What's up with Andy: Andy becomes concerned when he diagnoses a handful of teenagers who have Gonorrhea of the throat. He approaches Harold and suggests they get together to educate the kids on the ways STDs can be transmitted. The two doctors go before the School Board and get permission to hold an informational assembly at the high school. In addition to holding the assembly, Andy is anxious to find out how much Ephram knows about sex. He doesn't push the subject any farther after Ephram completely shuts him out from that topic. The assembly proves to be a success in Andy's eyes. Unfortunately, his pride is quelled when he gets a call from the high school informing him that Ephram didn't attend any of his classes that day. Later that evening he still doesn't know where Ephram is or when he's coming home, until Harold shows up and tells him that Ephram and Amy are in Denver. Both doctors drive together to Denver as fathers and on the way Andy seeks advice from Harold on how to deal with Ephram. When he and Ephram return home Andy takes Harold's advice and grounds Ephram for two weeks. He also sits Ephram down to tell him about a 17-year-old patient of his back in New York who died of AIDS. He expresses to Ephram how much he loves him and it seems as though, for that night anyway, he has proved that he can be just as good a father as he is a doctor.

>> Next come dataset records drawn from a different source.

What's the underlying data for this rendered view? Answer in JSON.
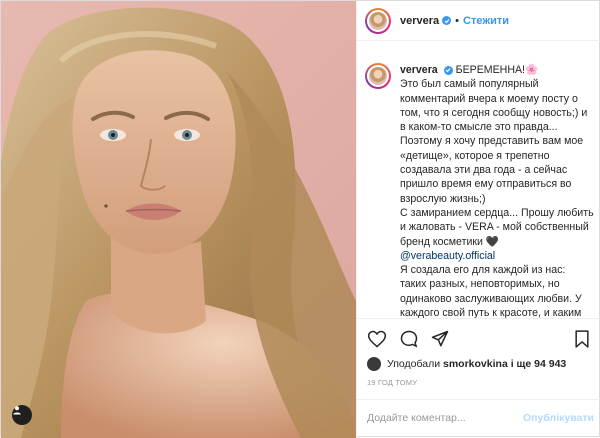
{
  "post": {
    "username": "ververa",
    "follow_label": "Стежити",
    "separator": "•",
    "caption": {
      "username": "ververa",
      "first_line": "БЕРЕМЕННА!🌸",
      "paragraph_1": "Это был самый популярный комментарий вчера к моему посту о том, что я сегодня сообщу новость;) и в каком-то смысле это правда... Поэтому я хочу представить вам мое «детище», которое я трепетно создавала эти два года - а сейчас пришло время ему отправиться во взрослую жизнь;)",
      "paragraph_2": "С замиранием сердца... Прошу любить и жаловать - VERA - мой собственный бренд косметики 🖤",
      "mention": "@verabeauty.official",
      "paragraph_3": "Я создала его для каждой из нас: таких разных, неповторимых, но одинаково заслуживающих любви. У каждого свой путь к красоте, и каким бы он сложным ни был ,"
    },
    "likes": {
      "prefix": "Уподобали",
      "liker": "smorkovkina",
      "suffix": "і ще 94 943"
    },
    "timestamp": "19 ГОД ТОМУ",
    "comment_placeholder": "Додайте коментар...",
    "publish_label": "Опублікувати"
  },
  "icons": [
    "heart-icon",
    "comment-icon",
    "share-icon",
    "bookmark-icon",
    "verified-icon",
    "user-tag-icon"
  ],
  "colors": {
    "accent": "#3897f0",
    "publish_disabled": "#b3dbff",
    "muted": "#999999",
    "photo_background": "#e3b1a8"
  }
}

What's up with Ephram: The Annual County High School Fall dance is just around the corner. The tradition is that the girls ask the boys to this dance by hanging pinecones on their desired date's locker. Ephram is ecstatic when he sees a clump of pinecones from Amy hanging from his. He experiences another huge let down when it turns out that Bright hung the pinecones on his locker as a joke. Amy, wishing she could ask Colin to the dance, has no intention of even going. When Ephram sees how badly Amy wants to ask Colin, he suggests that the two of them skip out on school and take the bus to the Denver hospital where Colin remains in a coma so that she can do just that. Afterwards, the two miss the last bus while getting something to eat and are forced to call their dads. Ephram isn't the least bit worried about getting in trouble from his dad. When he actually does get in trouble, rather than being upset Ephram seems grateful.

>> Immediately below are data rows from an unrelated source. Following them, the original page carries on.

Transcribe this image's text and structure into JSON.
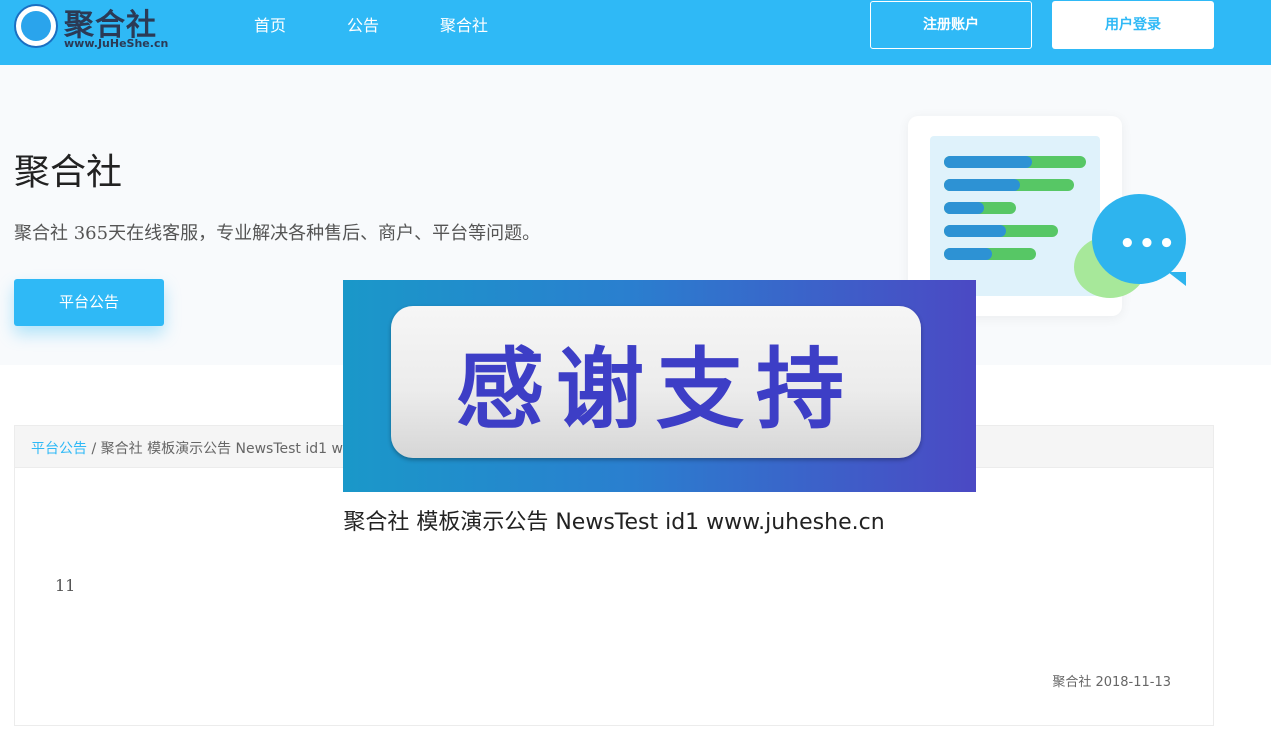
{
  "header": {
    "logo_text": "聚合社",
    "logo_sub": "www.JuHeShe.cn",
    "nav": [
      "首页",
      "公告",
      "聚合社"
    ],
    "register_label": "注册账户",
    "login_label": "用户登录",
    "bg_color": "#2fb9f6"
  },
  "hero": {
    "title": "聚合社",
    "description": "聚合社 365天在线客服，专业解决各种售后、商户、平台等问题。",
    "button_label": "平台公告"
  },
  "breadcrumb": {
    "root": "平台公告",
    "separator": "/",
    "current": "聚合社 模板演示公告 NewsTest id1 www.juheshe.cn"
  },
  "article": {
    "title": "聚合社 模板演示公告 NewsTest id1 www.juheshe.cn",
    "body": "11",
    "footer": "聚合社 2018-11-13"
  },
  "banner": {
    "text": "感谢支持"
  }
}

What's up with Delia: Delia is confused that her new friend, and former bully, Magilla seems to like her only when nobody is around them. When Magilla asks her over after school she doesn't know what to think of it until she has a talk with her dad who gives her a slightly better understanding of young boys. At Magilla's house, the two play video games, which begin to bore them. Delia is pleasantly surprised when Magilla, after suggesting they do something more fun, takes out a trunk full of beautiful dolls and they play with them together.

What's up with Dr. Harold Abbott: When Harold finds out that Bright has dated two of the girls diagnosed with Gonorrhea, he's nervous that Bright has been exposed. He goes to his son and is relieved to find out that, despite Bright's desire not to be, he still remains untouched. Ever since Edna decided to remarry, Harold's relationship with his mother has been strained. He can't understand how she could have moved on and married someone else so quickly. When it's decided that Everwood's rickety old bridge, dubbed "the Kissing Bridge" for obvious reasons, is going to be torn down, Edna becomes depressed. She takes Harold out to the bridge reveals to him that it was where she and his dad shared their first kiss as well as where he proposed to her and where she told him she was pregnant with Harold. She tells him how much she loved his dad and then proceeds to blow up the bridge, somehow letting go of the past and hopefully beginning to mend their relationship.